Mereka datang dengan mobil dan pikap. Tua-muda, laki-laki dan perempuan. Sebagian mengenakan topi khas Suku Dayak Tomun. Sejumlah orang juga datang dengan mulut tampak merah sambil mengunyah pinang dan daun sirih.

Alunan musik Dayak dari gendang, garantung, lonang menyertai aksi dengan beragam tulisan tuntutan. Mereka juga merapal mantera, sembari memotong seekor ayam dalam ritual khusus kala demonstrasi itu.

Tuntutan warga antara lain menolak SML yang menggusur lahan adat mereka, menuntut pencabutan izin perusahaan sawit di wilayah hutan adat Kinipan. Mereka juga menyerukan pemerintah daerah memberikan surat penetapan wilayah adat bagi Kinipan, pembuatan peraturan daerah tentang pengakuan dan perlindungan masyarakat adat di Lamandau, hingga desakan pemerintah segera mengesahkan RUU Masyarakat Adat.

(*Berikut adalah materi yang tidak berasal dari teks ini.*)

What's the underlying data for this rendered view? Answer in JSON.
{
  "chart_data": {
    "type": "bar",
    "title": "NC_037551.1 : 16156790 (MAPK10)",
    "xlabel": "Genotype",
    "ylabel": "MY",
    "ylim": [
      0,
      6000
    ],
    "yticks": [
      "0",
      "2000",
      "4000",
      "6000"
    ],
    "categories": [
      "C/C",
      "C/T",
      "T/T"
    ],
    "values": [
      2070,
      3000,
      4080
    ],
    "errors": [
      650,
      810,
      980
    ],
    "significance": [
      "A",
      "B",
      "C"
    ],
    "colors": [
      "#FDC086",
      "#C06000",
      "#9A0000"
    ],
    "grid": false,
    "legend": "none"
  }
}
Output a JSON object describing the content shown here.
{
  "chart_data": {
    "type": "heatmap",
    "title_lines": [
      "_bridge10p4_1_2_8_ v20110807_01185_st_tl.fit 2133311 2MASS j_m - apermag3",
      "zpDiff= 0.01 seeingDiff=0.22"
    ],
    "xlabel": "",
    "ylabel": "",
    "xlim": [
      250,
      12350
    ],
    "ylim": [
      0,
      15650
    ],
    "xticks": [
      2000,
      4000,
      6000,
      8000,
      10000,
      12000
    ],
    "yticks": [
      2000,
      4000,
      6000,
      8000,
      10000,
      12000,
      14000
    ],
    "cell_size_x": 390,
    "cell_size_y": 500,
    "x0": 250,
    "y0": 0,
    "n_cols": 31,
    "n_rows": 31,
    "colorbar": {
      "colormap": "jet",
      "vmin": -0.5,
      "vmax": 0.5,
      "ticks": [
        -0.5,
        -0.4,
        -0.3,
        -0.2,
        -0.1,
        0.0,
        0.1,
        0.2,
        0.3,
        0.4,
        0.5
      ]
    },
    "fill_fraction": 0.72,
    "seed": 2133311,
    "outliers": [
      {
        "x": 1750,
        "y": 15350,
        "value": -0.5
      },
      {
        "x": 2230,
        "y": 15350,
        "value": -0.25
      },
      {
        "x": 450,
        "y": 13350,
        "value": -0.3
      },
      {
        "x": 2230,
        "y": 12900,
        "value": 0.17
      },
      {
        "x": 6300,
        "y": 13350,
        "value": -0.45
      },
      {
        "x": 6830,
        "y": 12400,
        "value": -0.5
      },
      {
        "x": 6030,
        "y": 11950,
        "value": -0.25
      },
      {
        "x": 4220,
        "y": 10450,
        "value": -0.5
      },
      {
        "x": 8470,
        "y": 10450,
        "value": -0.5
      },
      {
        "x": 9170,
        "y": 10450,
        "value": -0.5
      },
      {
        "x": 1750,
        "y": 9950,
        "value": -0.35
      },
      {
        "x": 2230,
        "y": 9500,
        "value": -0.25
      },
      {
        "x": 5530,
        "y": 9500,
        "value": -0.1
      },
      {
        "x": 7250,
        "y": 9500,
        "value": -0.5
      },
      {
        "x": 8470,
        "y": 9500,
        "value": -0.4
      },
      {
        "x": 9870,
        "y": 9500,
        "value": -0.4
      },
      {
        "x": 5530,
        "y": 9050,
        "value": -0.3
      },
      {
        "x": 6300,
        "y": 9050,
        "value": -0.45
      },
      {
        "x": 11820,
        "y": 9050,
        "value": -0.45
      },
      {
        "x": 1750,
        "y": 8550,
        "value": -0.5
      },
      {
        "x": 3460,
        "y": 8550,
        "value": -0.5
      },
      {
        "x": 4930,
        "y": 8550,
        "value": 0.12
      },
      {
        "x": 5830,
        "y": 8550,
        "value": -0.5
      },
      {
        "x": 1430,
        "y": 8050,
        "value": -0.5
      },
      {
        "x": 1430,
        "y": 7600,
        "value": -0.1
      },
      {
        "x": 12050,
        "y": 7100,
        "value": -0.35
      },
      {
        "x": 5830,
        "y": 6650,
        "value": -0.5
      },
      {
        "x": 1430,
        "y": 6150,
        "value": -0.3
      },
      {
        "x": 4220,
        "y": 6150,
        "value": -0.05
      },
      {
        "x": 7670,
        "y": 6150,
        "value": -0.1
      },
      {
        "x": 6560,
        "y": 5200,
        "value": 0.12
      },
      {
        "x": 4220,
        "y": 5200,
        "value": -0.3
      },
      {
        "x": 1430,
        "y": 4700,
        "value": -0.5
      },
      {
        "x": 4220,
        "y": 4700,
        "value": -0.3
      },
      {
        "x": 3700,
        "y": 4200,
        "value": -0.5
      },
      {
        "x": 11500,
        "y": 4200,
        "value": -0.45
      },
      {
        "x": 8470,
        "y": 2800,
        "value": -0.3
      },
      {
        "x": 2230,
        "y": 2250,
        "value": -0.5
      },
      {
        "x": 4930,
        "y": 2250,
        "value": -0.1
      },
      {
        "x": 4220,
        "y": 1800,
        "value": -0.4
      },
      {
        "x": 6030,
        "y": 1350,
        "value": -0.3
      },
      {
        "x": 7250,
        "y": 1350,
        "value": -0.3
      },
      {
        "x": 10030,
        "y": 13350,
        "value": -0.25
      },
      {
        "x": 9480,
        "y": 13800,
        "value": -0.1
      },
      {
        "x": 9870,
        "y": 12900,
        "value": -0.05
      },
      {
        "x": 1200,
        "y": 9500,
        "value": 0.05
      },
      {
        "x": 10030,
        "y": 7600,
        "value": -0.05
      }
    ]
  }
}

Para orator unjuk rasa menyampaikan kecaman atas kerusakan hutan di wilayah adat mereka. “Ini SML sudah keterlaluan. Bukan cuma rimba, bukan cuma ulin. Masyarakat ambil ulin ditangkap polisi. Mereka, coba lihat, ribuan kubik! Kami punya dokumentasinya. Kami cari kayu saja ditangkap sama polisi. Di sana ulin, Pak! Ribuan kubik ke mana larinya?”

 

Masyarakat adat Laman Kinipan menyampaikan keluhan ke DPRD Lamandau, sekaligus dihadiri perwakilan Bupati Lamandau. Warga menyerahkan sebilah mandau, sebagai simbol minta perlindungan pemimpin daerah agar wilayah dan hutan adat mereka tak diganggu. Foto: Mongabay Indonesia

 

Minta KPK turun tangan

Mereka menyerukan Komisi Pemberantasan Korupsi (KPK) buka mata ke Lamandau. “Bukan hanya rimba, juga babas (eks ladang),” kata Buhing.

Mereka mengecam perusahaan karena begitu saja membuka hutan mereka. “Mereka tidak ada pamit. Membuka pintu saja harus diketuk, ini menggusur, tak ada pamit dengan kami! Kami dengan tekad bulat, dengan pikiran sama, mempertahankan wilayah adat. Kami tidak main-main. Tidak ada unsur politik (praktis). Ini suara murni rakyat, dari hati nurani kami masyarakat Kinipan,” kata Emban, orator lain.

 

Kala pepohonan di hutan rimba Laman Kinipan, bertumbangan…Foto: dokumen Laman Kinipan, diambil 9 Mei 2018

 

Sejak lama tolak sawit

Sekitar setengah jam berunjuk rasa di halaman DPRD, sebanyak 25 perwakilan pengunjuk rasa dipersilakan masuk menyampaikan persoalan lebih rinci. Effendi Buhing dan Emban sebagai juru bicara dari Kinipan, membeberkan perjuangan mereka menolak sawit dan usaha mendapatkan legalitas pemerintah sebagai wilayah adat. Langkah mereka terganggu karena perusahaan sawit membuka lahan hingga ke wilayah mereka.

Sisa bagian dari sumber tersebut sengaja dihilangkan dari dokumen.